# Coarse Peppered Smoked Bacon



## oregon smoker (Sep 11, 2015)

starting this new thread/request to eliminate a past mistake.  this was accidentally asked in another thread.

the question is have any applied coarse black pepper to the bacon slabs prior to drying (creating the pellicle) what I am asking is...

1) after the water bath and patted dry would you rub in the heavy layer of pepper then let completely dry or

2) allow to dry and just before putting in smoker apply pepper , relying on escaping moisture to help bond it ?

thanks for any and all thoughts,

Tom


----------



## mtodriscoll (Sep 12, 2015)

I'm just a newbie here, but from what I've read - esp. Bear's BBB recipes, you can apply the CBP after you rinse and pat dry and while the pellicle forms before placing in the smoker. I just did that to mine last night. Pulled them out of the refer this morning to start their smoke, The pepper was stuck nicely to the BBB, so it should work out OK.

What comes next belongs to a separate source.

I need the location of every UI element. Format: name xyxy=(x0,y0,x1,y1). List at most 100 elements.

Others may be along to post shortly. ;)

- Matt

Barboursville, VA


----------



## Bearcarver (Sep 12, 2015)

mtodriscoll said:


> I'm just a newbie here, but from what I've read - esp. Bear's BBB recipes, you can apply the CBP after you rinse and pat dry and while the pellicle forms before placing in the smoker. I just did that to mine last night. Pulled them out of the refer this morning to start their smoke, The pepper was stuck nicely to the BBB, so it should work out OK.
> 
> Others may be along to post shortly. ;)
> 
> ...










That's the way I do all my Bacons (Belly, BBB, CB, Bacon on a Stick) and my Dried Beef too.

Bear


----------



## dirtsailor2003 (Sep 12, 2015)

Yep season prior to forming the pellicle, at least that's what I do. Same goes for fish.


----------



## oregon smoker (Sep 12, 2015)

Thanks !

Looks to be a landslide poll !
	

	
	
		
		



		
		
	


	





Tom


----------